Best also had mental health problems. He had spent time in a mental institution after suffering epileptic seizures, according to newspaper interviews with a half-dozen of his neighbors. He was an alcoholicas well, with multiple arrests for public intoxication, they said.

“He used to go the same bar my father went to,” Chapola said.

From his shabby room on the second floor, Best’s bedroom window faced the basketball court across the street at P.S. 14. Kids from all over Paterson came to play, dribbling and yelling all afternoon and into the night.

“These kids were driving him crazy,” DeMarco said.

At 6:30 p.m. on May 7, Best was drunk and angry, police later said.
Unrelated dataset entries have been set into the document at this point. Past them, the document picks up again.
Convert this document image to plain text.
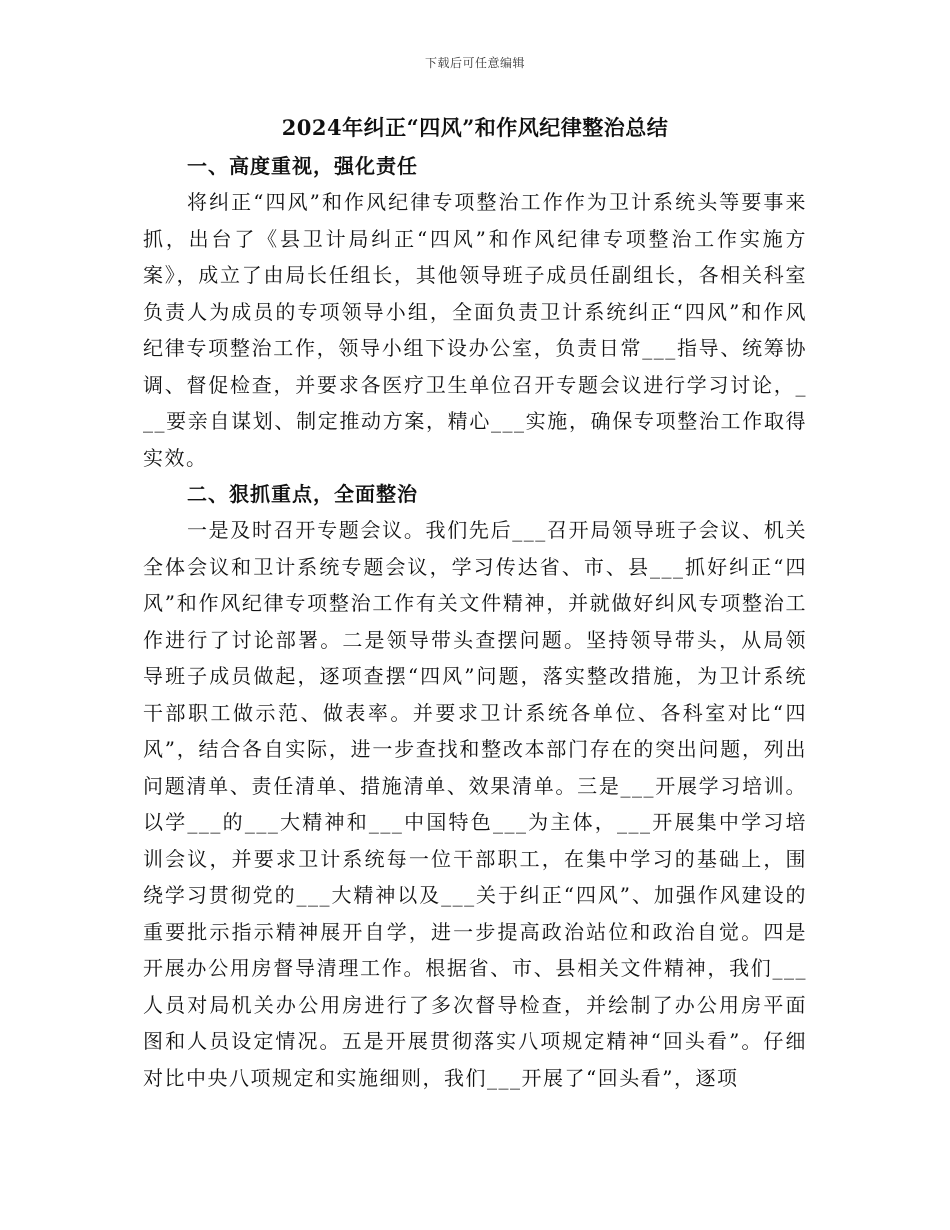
下载后可任意编辑
2024年纠正“四风”和作风纪律整治总结
一、高度重视，强化责任

将纠正“四风”和作风纪律专项整治工作作为卫计系统头等要事来抓，出台了《县卫计局纠正“四风”和作风纪律专项整治工作实施方案》，成立了由局长任组长，其他领导班子成员任副组长，各相关科室负责人为成员的专项领导小组，全面负责卫计系统纠正“四风”和作风纪律专项整治工作，领导小组下设办公室，负责日常___指导、统筹协调、督促检查，并要求各医疗卫生单位召开专题会议进行学习讨论，___要亲自谋划、制定推动方案，精心___实施，确保专项整治工作取得实效。

二、狠抓重点，全面整治

一是及时召开专题会议。我们先后___召开局领导班子会议、机关全体会议和卫计系统专题会议，学习传达省、市、县___抓好纠正“四风”和作风纪律专项整治工作有关文件精神，并就做好纠风专项整治工作进行了讨论部署。二是领导带头查摆问题。坚持领导带头，从局领导班子成员做起，逐项查摆“四风”问题，落实整改措施，为卫计系统干部职工做示范、做表率。并要求卫计系统各单位、各科室对比“四风”，结合各自实际，进一步查找和整改本部门存在的突出问题，列出问题清单、责任清单、措施清单、效果清单。三是___开展学习培训。以学___的___大精神和___中国特色___为主体，___开展集中学习培训会议，并要求卫计系统每一位干部职工，在集中学习的基础上，围绕学习贯彻党的___大精神以及___关于纠正“四风”、加强作风建设的重要批示指示精神展开自学，进一步提高政治站位和政治自觉。四是开展办公用房督导清理工作。根据省、市、县相关文件精神，我们___人员对局机关办公用房进行了多次督导检查，并绘制了办公用房平面图和人员设定情况。五是开展贯彻落实八项规定精神“回头看”。仔细对比中央八项规定和实施细则，我们___开展了“回头看”，逐项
He screamed at the 50 or so children in the playground to shut up and go home.  

“We told him to do you-know-what,” Chapola said. “We were very disrespectful to him.”

About half an hour later, Best allegedly aimed his semiautomatic rifle out the window.
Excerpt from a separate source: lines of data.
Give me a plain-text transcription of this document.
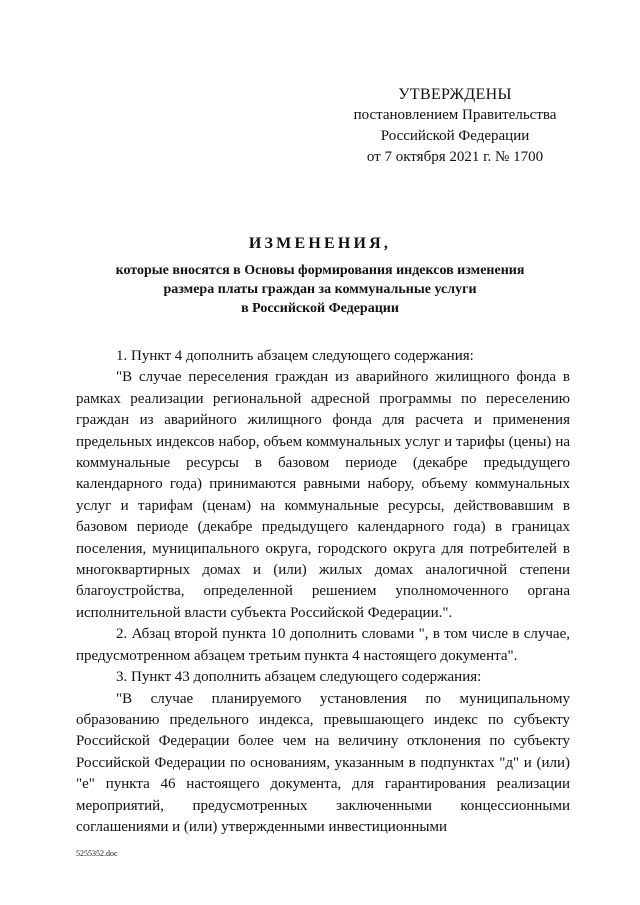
УТВЕРЖДЕНЫ
постановлением Правительства
Российской Федерации
от 7 октября 2021 г. № 1700
ИЗМЕНЕНИЯ,
которые вносятся в Основы формирования индексов изменения
размера платы граждан за коммунальные услуги
в Российской Федерации

1. Пункт 4 дополнить абзацем следующего содержания:

"В случае переселения граждан из аварийного жилищного фонда в рамках реализации региональной адресной программы по переселению граждан из аварийного жилищного фонда для расчета и применения предельных индексов набор, объем коммунальных услуг и тарифы (цены) на коммунальные ресурсы в базовом периоде (декабре предыдущего календарного года) принимаются равными набору, объему коммунальных услуг и тарифам (ценам) на коммунальные ресурсы, действовавшим в базовом периоде (декабре предыдущего календарного года) в границах поселения, муниципального округа, городского округа для потребителей в многоквартирных домах и (или) жилых домах аналогичной степени благоустройства, определенной решением уполномоченного органа исполнительной власти субъекта Российской Федерации.".

2. Абзац второй пункта 10 дополнить словами ", в том числе в случае, предусмотренном абзацем третьим пункта 4 настоящего документа".

3. Пункт 43 дополнить абзацем следующего содержания:

"В случае планируемого установления по муниципальному образованию предельного индекса, превышающего индекс по субъекту Российской Федерации более чем на величину отклонения по субъекту Российской Федерации по основаниям, указанным в подпунктах "д" и (или) "е" пункта 46 настоящего документа, для гарантирования реализации мероприятий, предусмотренных заключенными концессионными соглашениями и (или) утвержденными инвестиционными

5255352.doc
“Now for the showdown!” he yelled, according to police.

Donald Currie was among the first hit. The bullet landed in his thigh and broke his leg, according to the papers. As Chapola’s friends dropped their cards and escaped around the school, he dove behind a metal trash can beneath the open stairwell that still climbs the school’s façade.
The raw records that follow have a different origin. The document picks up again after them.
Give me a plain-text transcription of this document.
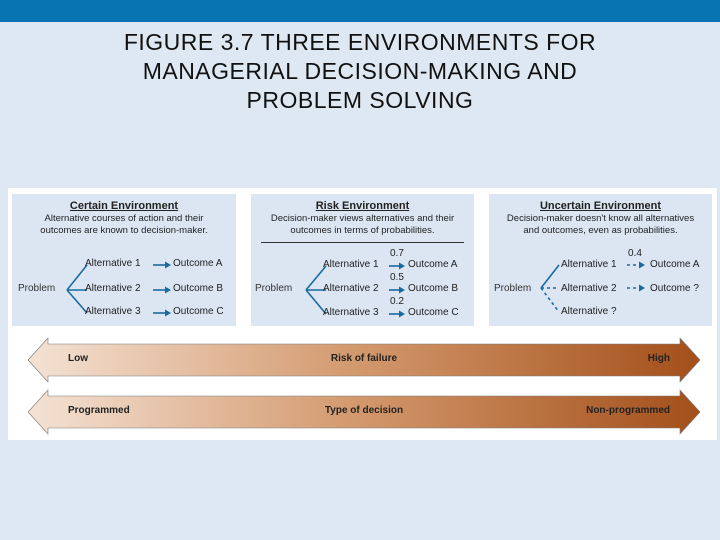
FIGURE 3.7 THREE ENVIRONMENTS FOR
MANAGERIAL DECISION-MAKING AND
PROBLEM SOLVING
Certain Environment
Alternative courses of action and their
outcomes are known to decision-maker.
Problem
Alternative 1
Alternative 2
Alternative 3
Outcome A
Outcome B
Outcome C
Risk Environment
Decision-maker views alternatives and their
outcomes in terms of probabilities.
Problem
Alternative 1
Alternative 2
Alternative 3
0.7
0.5
0.2
Outcome A
Outcome B
Outcome C
Uncertain Environment
Decision-maker doesn't know all alternatives
and outcomes, even as probabilities.
Problem
Alternative 1
Alternative 2
Alternative ?
0.4
Outcome A
Outcome ?
Low	Risk of failure	High
Programmed	Type of decision	Non-programmed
 “I was exposed,” Chapola said.

He ran. He heard a bullet ping the trash can. When he rounded the corner, he realized his knuckles were bleeding. A bullet had grazed his right hand.

“I was bleeding pretty good,” he said.

Robert Mohl learned of the shooting by police radio. From the red light at Union Avenue and West Broadway he turned left, drove 50 feet and stopped.

Mohl didn’t know it, but he was parked directly in the gunman's line of sight.

Mohl grabbed his shotgun. He ran onto the playground, stopping at the first wounded teenager he found.

As he knelt, Mohl felt a bullet whiz past his head.

Mohl's partner, Jimmy Natoli, ran to the boardinghouse. Best opened the door unarmed, and Natoli handcuffed him.

“We didn’t call in for backup. We didn’t call in for anything,” Mohl said. “When you were in that area, you’re pretty much on your own.”

It is unknown whether Best was motivated by race. He never said anything racist to police on the scene, Mohl said, and race was never mentioned in newspaper stories about the incident. But among the six victims, five were African-American.

Police searched Best’s apartment. They found a note dated May 2, 1963, five days before the shooting.

It read: “The life I also wanted is lost. Take a look.”

'Berserk kid hater' or premonition?

By today’s standards, responses to the shooting seem glaringly nonchalant. After filing their arrest report, Mohl and Natoli returned immediately to patrolling the streets. Chapola wrapped his wound in a white bandanna and left with his friends to play at the Great Falls.

News of the shooting appeared the next day on the front pages of the Paterson Evening News and the Morning Call. After that, neither paper followed the story until Best appeared in court. He pleaded insanity and was held on $10,000 bond.

At trial, it was discovered that the prosecutor and Best’s defense attorney had each hired the same two psychologists to diagnose Best’s mental condition. On Monday, Oct. 28, Judge Salvatore Viviano declared a mistrial.

“We never saw him again,” Mohl said.

In 1963 our judicial system was significantly different from today, and so was our understanding of gun violence. Best was seen at the time as a drunk and a “Kid Hater” who went “berserk” according to newspaper headlines.  

“Just another day in Paterson,” Chapola said.

Today, any person arrested immediately after shooting six kids on a crowded playground would likely face decades in prison. Today, Best’s apparent actions would be judged by the light of everything we’ve learned in the last 52 years, since that day in 1966 when a disturbed and well-armed white man in Austin was recorded in the history books as the first modern school shooter.

Maybe the books got it wrong. We know they forgot the case of Ralph Best. Maybe they forgot a few more. Because looking back we can see that Best seems to fit a pattern. He was a white man living in a neighborhood and a city experiencing rapid demographic change. He believed he was a failure. Equipped with a stockpile of guns, he apparently chose a hunting rifle that functioned perfectly as a sniper’s rifle.

Maybe the biggest difference between 1963 and today is that Ralph Best got away.